─────…死者蘇生の魔法、か。

魔導師にとっては永遠の夢…とも言える。

俺は別段死者蘇生になど興味はないが、古今東西あらゆる魔法を研究し続けているシルナにとっては、覚えがあるかもしれない。

案の定。

「…死者蘇生は禁忌の魔法だ。古来から何度も研究されてはいたけれど…。結局一度も成功していない」

シルナは、静かにこう言った。

…だろうね。

「結局、人間が触れてはいけない力として…死者蘇生の魔法は、ルーデュニア聖王国では研究することを禁じられている。…そうか。君も…上手く行かなかったんだね」

「…」

…まぁ、分かる気がする。

不慮の事故で亡くなった親友を取り戻す為に、死者蘇生の魔法に手を出し。

結局失敗して、生け贄として故郷の人々を全員死なせてしまい…。一人ぼっちになった。

己の魔法を憎み、魔導師を憎むのも…分からない訳じゃない。

そんな目に遭えば…仕方ない気がする。

だからって、イーニシュフェルトの閉鎖やシルナの逮捕を認めるつもりはない。

「魔法なんてなくなれば…。魔導師がいなくなれば…。

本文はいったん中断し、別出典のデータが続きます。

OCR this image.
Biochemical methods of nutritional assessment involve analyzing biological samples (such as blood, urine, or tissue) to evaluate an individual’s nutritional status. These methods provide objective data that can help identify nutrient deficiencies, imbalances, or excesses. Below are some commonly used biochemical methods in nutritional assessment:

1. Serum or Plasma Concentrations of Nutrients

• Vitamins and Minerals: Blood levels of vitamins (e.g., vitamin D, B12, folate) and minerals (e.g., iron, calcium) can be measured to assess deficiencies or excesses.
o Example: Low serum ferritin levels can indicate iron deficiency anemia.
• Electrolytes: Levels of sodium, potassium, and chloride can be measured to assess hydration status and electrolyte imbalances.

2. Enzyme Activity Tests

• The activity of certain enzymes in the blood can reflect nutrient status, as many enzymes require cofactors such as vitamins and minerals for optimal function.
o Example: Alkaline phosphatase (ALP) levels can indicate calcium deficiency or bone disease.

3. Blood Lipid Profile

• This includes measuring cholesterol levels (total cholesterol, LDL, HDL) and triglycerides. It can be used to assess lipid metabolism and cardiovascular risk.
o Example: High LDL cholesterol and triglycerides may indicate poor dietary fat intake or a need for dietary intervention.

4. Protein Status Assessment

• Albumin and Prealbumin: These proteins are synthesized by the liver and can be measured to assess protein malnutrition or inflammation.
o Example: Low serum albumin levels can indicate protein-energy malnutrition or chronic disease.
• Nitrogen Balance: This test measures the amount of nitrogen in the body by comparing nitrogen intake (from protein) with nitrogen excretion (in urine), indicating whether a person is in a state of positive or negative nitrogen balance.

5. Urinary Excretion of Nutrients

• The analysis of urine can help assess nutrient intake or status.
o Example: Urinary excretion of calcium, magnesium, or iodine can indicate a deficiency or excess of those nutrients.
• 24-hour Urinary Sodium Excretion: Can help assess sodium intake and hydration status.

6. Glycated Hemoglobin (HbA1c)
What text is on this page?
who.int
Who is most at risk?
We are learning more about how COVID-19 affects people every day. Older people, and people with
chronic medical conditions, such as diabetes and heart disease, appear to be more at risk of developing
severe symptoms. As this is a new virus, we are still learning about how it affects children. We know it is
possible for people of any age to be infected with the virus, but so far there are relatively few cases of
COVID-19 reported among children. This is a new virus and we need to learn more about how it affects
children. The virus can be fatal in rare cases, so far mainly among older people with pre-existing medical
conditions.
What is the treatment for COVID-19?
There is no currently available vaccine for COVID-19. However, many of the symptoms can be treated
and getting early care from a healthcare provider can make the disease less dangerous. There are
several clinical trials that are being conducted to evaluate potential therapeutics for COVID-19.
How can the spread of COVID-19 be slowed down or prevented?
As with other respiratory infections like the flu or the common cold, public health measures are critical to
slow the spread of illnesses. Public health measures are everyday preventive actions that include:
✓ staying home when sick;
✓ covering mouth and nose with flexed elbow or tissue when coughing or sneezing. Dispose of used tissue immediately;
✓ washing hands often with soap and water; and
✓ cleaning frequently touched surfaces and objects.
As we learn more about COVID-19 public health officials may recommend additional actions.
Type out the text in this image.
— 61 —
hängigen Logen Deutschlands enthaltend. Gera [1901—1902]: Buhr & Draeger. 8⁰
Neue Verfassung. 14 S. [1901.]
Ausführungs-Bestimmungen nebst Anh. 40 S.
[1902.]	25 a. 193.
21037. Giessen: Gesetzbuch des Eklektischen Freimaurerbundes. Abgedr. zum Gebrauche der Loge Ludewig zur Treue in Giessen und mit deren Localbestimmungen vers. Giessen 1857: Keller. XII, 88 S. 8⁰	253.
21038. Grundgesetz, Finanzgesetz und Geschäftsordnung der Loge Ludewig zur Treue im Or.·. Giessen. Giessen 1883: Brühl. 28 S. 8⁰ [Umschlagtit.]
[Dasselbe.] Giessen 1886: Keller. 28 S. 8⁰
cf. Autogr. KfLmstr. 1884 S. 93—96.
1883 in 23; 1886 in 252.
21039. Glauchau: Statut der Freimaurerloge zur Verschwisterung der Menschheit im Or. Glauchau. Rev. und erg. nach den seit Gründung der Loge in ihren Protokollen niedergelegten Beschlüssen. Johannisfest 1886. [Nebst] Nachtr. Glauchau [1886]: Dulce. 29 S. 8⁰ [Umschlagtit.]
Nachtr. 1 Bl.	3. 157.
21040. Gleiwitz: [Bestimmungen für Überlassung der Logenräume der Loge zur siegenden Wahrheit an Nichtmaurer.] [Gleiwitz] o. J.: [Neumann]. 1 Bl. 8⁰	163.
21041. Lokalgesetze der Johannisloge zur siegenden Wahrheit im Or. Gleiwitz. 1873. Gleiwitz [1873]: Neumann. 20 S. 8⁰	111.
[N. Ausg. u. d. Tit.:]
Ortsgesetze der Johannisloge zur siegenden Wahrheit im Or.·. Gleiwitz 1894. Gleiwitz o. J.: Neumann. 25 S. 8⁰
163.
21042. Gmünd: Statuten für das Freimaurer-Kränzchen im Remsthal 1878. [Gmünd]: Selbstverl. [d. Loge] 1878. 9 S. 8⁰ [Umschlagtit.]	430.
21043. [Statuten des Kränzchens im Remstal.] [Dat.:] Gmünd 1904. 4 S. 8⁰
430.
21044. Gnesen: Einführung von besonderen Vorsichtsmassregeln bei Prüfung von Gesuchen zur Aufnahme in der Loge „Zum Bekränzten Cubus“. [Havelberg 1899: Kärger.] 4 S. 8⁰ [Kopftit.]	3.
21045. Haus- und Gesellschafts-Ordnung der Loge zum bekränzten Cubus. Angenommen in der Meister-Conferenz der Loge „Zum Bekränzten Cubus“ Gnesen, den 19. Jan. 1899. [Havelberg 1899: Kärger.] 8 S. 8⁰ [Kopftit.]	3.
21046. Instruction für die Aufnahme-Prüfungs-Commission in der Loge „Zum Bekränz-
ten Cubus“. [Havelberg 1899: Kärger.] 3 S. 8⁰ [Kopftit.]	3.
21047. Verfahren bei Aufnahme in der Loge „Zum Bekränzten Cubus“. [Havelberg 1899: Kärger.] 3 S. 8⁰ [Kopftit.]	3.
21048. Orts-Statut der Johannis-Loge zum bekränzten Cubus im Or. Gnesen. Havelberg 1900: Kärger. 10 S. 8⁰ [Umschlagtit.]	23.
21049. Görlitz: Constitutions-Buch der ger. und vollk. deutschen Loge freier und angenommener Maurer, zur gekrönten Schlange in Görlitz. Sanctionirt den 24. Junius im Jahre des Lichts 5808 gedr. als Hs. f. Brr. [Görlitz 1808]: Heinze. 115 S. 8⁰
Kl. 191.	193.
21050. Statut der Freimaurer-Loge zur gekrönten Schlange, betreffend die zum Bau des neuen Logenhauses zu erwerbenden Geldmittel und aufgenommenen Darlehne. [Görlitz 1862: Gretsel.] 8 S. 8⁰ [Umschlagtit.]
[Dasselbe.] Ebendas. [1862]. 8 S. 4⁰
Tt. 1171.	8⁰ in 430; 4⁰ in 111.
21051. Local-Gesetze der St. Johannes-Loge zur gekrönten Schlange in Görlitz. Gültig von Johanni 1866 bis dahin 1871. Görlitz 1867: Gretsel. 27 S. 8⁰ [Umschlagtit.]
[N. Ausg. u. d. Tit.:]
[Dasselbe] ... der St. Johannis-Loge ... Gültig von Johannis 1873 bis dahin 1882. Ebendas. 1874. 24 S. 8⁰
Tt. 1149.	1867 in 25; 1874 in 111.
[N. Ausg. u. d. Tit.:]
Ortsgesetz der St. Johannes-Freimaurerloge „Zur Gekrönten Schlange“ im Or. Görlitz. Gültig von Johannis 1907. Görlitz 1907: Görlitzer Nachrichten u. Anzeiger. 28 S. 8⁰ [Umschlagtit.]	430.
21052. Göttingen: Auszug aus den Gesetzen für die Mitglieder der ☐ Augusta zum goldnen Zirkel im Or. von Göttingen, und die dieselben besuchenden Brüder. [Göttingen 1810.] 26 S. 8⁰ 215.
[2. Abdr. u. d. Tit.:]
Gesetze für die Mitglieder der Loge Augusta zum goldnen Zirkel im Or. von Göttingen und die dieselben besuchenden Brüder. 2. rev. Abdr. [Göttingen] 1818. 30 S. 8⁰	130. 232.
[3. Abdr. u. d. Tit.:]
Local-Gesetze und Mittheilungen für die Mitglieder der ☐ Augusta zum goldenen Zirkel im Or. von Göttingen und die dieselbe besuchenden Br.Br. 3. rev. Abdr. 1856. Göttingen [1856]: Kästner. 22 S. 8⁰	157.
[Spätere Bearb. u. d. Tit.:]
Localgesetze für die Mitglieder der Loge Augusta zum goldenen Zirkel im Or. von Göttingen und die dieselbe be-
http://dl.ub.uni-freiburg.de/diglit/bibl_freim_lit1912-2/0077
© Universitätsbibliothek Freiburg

あんな悲劇は…」

…起きなかった、か。

そりゃそうなのかもしれないけどさ。

でも、そうじゃないだろ。

「…確かに、魔法が人を傷つけることはある。殺すことも」

使い方を間違えなかったとしても、だ。

「でも…魔法が、人を救うことだってあるんじゃないのか?」

「…え?」

そんな、青天の霹靂みたいな顔をするなよ。

自分だって、そうしてきたんじゃないのか。

「あんたは確かに、魔法で人を殺したのかもしれない。でも魔法で人を助けたことだってあるだろう?それは無駄だったと?何の意味もなかったと?あんたはそう言うのか?」

「それは…。でも…助けた数より、死なせた数の方が…」

多いだろうね。そりゃそうだろう。

「間違えるなよ。憎しみの捌け口を」

この女、憎む相手を間違ってる。

悪いのは自分だと…そして、魔法そのものだと思ってる。

だが、それは大きな間違いだ。

「あんたはただ、助けようとしただけだ。魔法なんて関係ない。ただ自分の大切なものを守りたくて、その結果、そんなことになったってだけで…。魔法で誰かを助けたいと思った、その気持ちを憎むな」

「…!」

誰かを助けたいその気持ちに、魔法が使えるかどうかなんて関係ない。

この子はただ、魔法そのものを憎みでもしなければ…自分を立て直せなかったのだ。

「…あんた、本当に魔法を憎んでるのか?」

「…」

「本当に、魔法が悪いと思ってるのか?魔導師が存在するのが悪いって?…思ってないよな、そんなこと」

本当に魔法が憎いのなら、シルナを逮捕させる為だからって、魔法なんて使わないよ。

彼女はシルナを逮捕する証拠を作る為に、他でもない自分の手で、魔法を使った。

俺達とこの子は同じなのだ。

ただ、目指す方向性が違うだけ。

魔法を使って、世界をより良くしたいというその気持ちは…同じだ。